We’re watching for distress: bridge loan maturities, overleveraged owners, or assets with operational inefficiencies. That’s where opportunities will surface.

3. Broadening the Lens – Other Sectors Worth Watching
While multifamily remains our focus, we’re tracking other institutional-grade opportunities that can deliver strong risk-adjusted returns:
- Industrial: Still riding tailwinds of e-commerce and reshoring.

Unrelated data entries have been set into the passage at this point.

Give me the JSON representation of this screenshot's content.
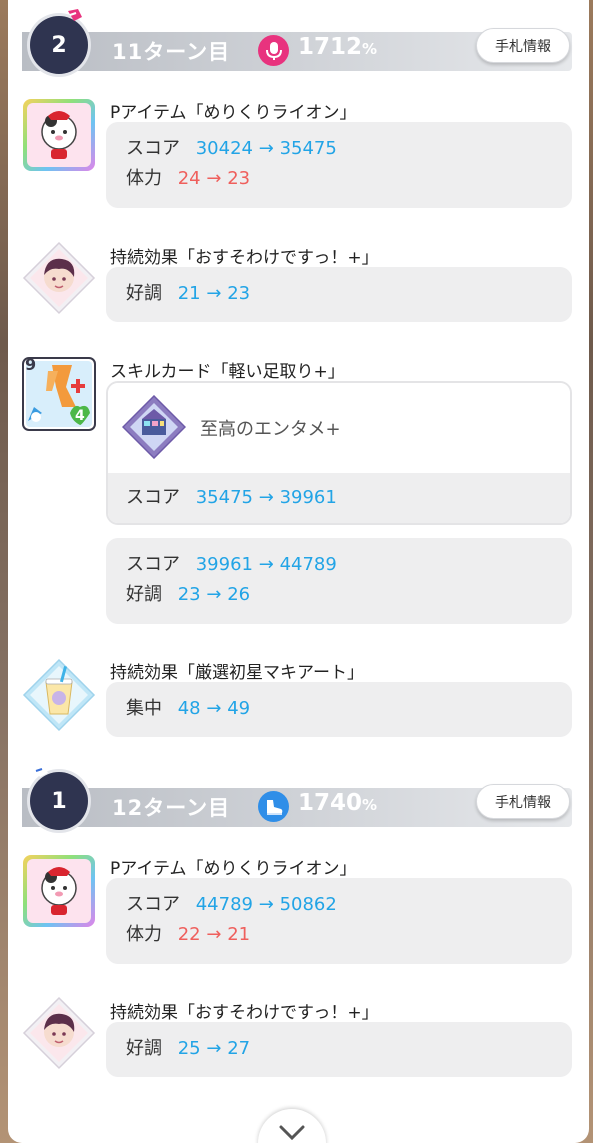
{
  "turns": [
    {
      "number": "2",
      "label": "11ターン目",
      "percent": "1712",
      "percent_unit": "%",
      "icon": "microphone-icon",
      "icon_color": "#e8337e",
      "hand_button": "手札情報"
    },
    {
      "number": "1",
      "label": "12ターン目",
      "percent": "1740",
      "percent_unit": "%",
      "icon": "shoe-icon",
      "icon_color": "#2f8ee8",
      "hand_button": "手札情報"
    }
  ],
  "entries": [
    {
      "title": "Pアイテム「めりくりライオン」",
      "icon": "lion-mascot-icon",
      "stats": [
        {
          "name": "スコア",
          "from": "30424",
          "arrow": "→",
          "to": "35475",
          "color": "blue"
        },
        {
          "name": "体力",
          "from": "24",
          "arrow": "→",
          "to": "23",
          "color": "red"
        }
      ]
    },
    {
      "title": "持続効果「おすそわけですっ！+」",
      "icon": "idol-portrait-icon",
      "stats": [
        {
          "name": "好調",
          "from": "21",
          "arrow": "→",
          "to": "23",
          "color": "blue"
        }
      ]
    },
    {
      "title": "スキルカード「軽い足取り+」",
      "icon": "skill-card-footsteps-icon",
      "card_level": "9",
      "card_cost": "4",
      "sub_card": {
        "name": "至高のエンタメ+",
        "icon": "stage-gem-icon"
      },
      "sub_stats": [
        {
          "name": "スコア",
          "from": "35475",
          "arrow": "→",
          "to": "39961",
          "color": "blue"
        }
      ],
      "stats": [
        {
          "name": "スコア",
          "from": "39961",
          "arrow": "→",
          "to": "44789",
          "color": "blue"
        },
        {
          "name": "好調",
          "from": "23",
          "arrow": "→",
          "to": "26",
          "color": "blue"
        }
      ]
    },
    {
      "title": "持続効果「厳選初星マキアート」",
      "icon": "macchiato-drink-icon",
      "stats": [
        {
          "name": "集中",
          "from": "48",
          "arrow": "→",
          "to": "49",
          "color": "blue"
        }
      ]
    },
    {
      "title": "Pアイテム「めりくりライオン」",
      "icon": "lion-mascot-icon",
      "stats": [
        {
          "name": "スコア",
          "from": "44789",
          "arrow": "→",
          "to": "50862",
          "color": "blue"
        },
        {
          "name": "体力",
          "from": "22",
          "arrow": "→",
          "to": "21",
          "color": "red"
        }
      ]
    },
    {
      "title": "持続効果「おすそわけですっ！+」",
      "icon": "idol-portrait-icon",
      "stats": [
        {
          "name": "好調",
          "from": "25",
          "arrow": "→",
          "to": "27",
          "color": "blue"
        }
      ]
    }
  ],
  "footer": {
    "icon": "chevron-down-icon"
  }
}
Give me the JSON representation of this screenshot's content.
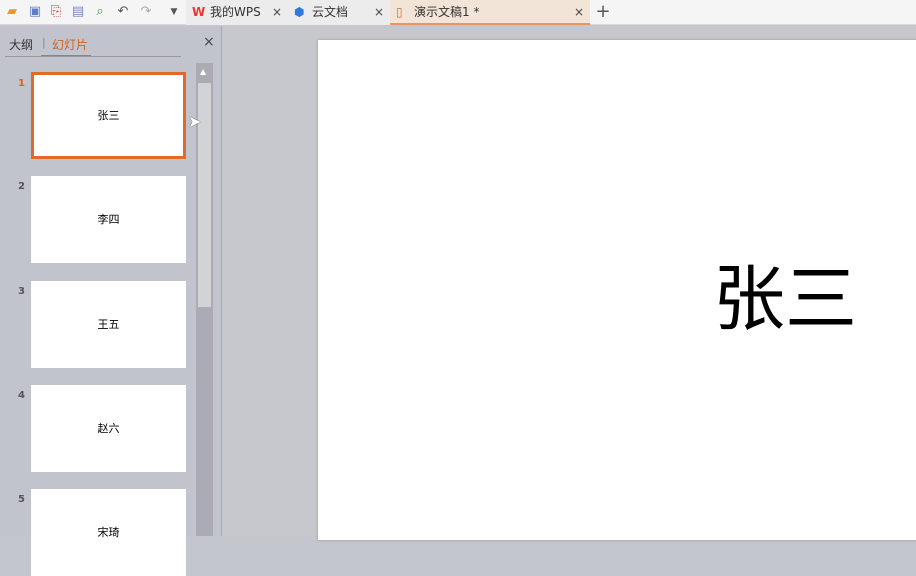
{
  "toolbar": {
    "icons": [
      "open-icon",
      "save-icon",
      "export-pdf-icon",
      "print-icon",
      "print-preview-icon",
      "undo-icon",
      "redo-icon",
      "dropdown-icon"
    ]
  },
  "tabs": [
    {
      "label": "我的WPS",
      "icon": "wps-logo-icon",
      "active": false
    },
    {
      "label": "云文档",
      "icon": "cloud-doc-icon",
      "active": false
    },
    {
      "label": "演示文稿1 *",
      "icon": "presentation-icon",
      "active": true
    }
  ],
  "new_tab": "+",
  "panel": {
    "tabs": [
      "大纲",
      "幻灯片"
    ],
    "active_tab": "幻灯片",
    "close": "×"
  },
  "slides": [
    {
      "number": "1",
      "text": "张三",
      "selected": true
    },
    {
      "number": "2",
      "text": "李四"
    },
    {
      "number": "3",
      "text": "王五"
    },
    {
      "number": "4",
      "text": "赵六"
    },
    {
      "number": "5",
      "text": "宋琦"
    }
  ],
  "current_slide": {
    "title": "张三"
  },
  "colors": {
    "accent": "#e06a27"
  }
}
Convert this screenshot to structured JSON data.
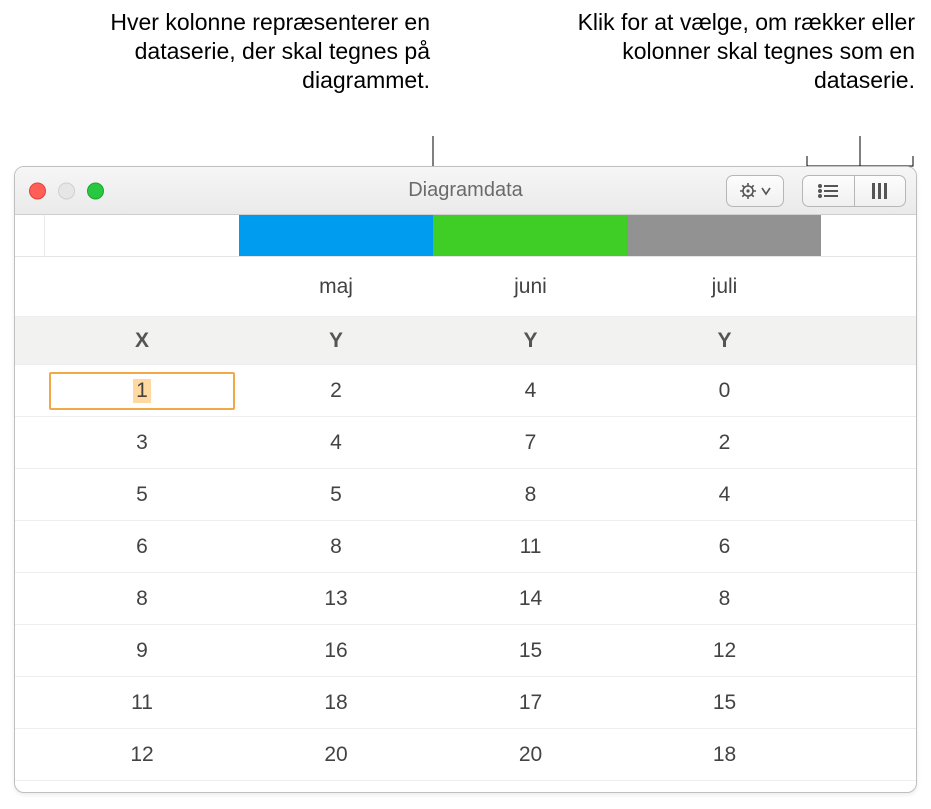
{
  "callouts": {
    "left": "Hver kolonne repræsenterer en dataserie, der skal tegnes på diagrammet.",
    "right": "Klik for at vælge, om rækker eller kolonner skal tegnes som en dataserie."
  },
  "window": {
    "title": "Diagramdata"
  },
  "toolbar": {
    "settings_icon": "gear-icon",
    "series_rows_icon": "rows-icon",
    "series_cols_icon": "cols-icon"
  },
  "columns": {
    "colors": [
      "",
      "#009cf0",
      "#3ece25",
      "#929292",
      ""
    ],
    "months": [
      "",
      "maj",
      "juni",
      "juli",
      ""
    ],
    "axis": [
      "X",
      "Y",
      "Y",
      "Y",
      ""
    ]
  },
  "rows": [
    {
      "x": "1",
      "y1": "2",
      "y2": "4",
      "y3": "0"
    },
    {
      "x": "3",
      "y1": "4",
      "y2": "7",
      "y3": "2"
    },
    {
      "x": "5",
      "y1": "5",
      "y2": "8",
      "y3": "4"
    },
    {
      "x": "6",
      "y1": "8",
      "y2": "11",
      "y3": "6"
    },
    {
      "x": "8",
      "y1": "13",
      "y2": "14",
      "y3": "8"
    },
    {
      "x": "9",
      "y1": "16",
      "y2": "15",
      "y3": "12"
    },
    {
      "x": "11",
      "y1": "18",
      "y2": "17",
      "y3": "15"
    },
    {
      "x": "12",
      "y1": "20",
      "y2": "20",
      "y3": "18"
    }
  ],
  "selected_cell": {
    "row": 0,
    "col": "x"
  },
  "chart_data": {
    "type": "table",
    "title": "Diagramdata",
    "series": [
      {
        "name": "maj",
        "color": "#009cf0",
        "x": [
          1,
          3,
          5,
          6,
          8,
          9,
          11,
          12
        ],
        "y": [
          2,
          4,
          5,
          8,
          13,
          16,
          18,
          20
        ]
      },
      {
        "name": "juni",
        "color": "#3ece25",
        "x": [
          1,
          3,
          5,
          6,
          8,
          9,
          11,
          12
        ],
        "y": [
          4,
          7,
          8,
          11,
          14,
          15,
          17,
          20
        ]
      },
      {
        "name": "juli",
        "color": "#929292",
        "x": [
          1,
          3,
          5,
          6,
          8,
          9,
          11,
          12
        ],
        "y": [
          0,
          2,
          4,
          6,
          8,
          12,
          15,
          18
        ]
      }
    ],
    "xlabel": "X",
    "ylabel": "Y"
  }
}
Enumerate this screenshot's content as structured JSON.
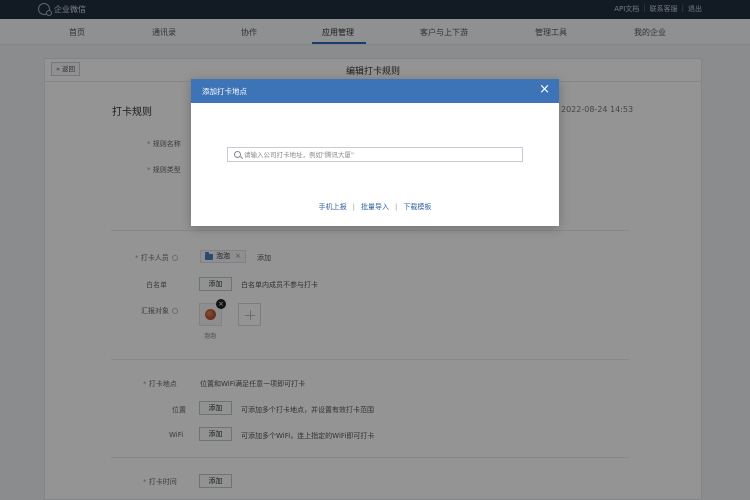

Vacancy low, rent growth steady.
- Self-Storage: Resilient in downcycles, with strong fragmentation and consolidation opportunities.
- Data Centers: Power and AI demand are fueling long-term secular growth—though supply constraints are real.
Why this matters: If multifamily deals don’t reach return thresholds, we’ll pivot capital to sectors where the math works.
4. What This Means for Investors
Our approach remains the same: conservative underwriting, patient capital, and partnership with operators who have a proven track record. By broadening our scope beyond multifamily alone, we protect downside risk while staying ready for the next wave of opportunities.
5. Closing Thought
Markets move in cycles. The discipline is in waiting for the right pitch, not swinging at every ball. We’re staying sharp, diversified, and ready.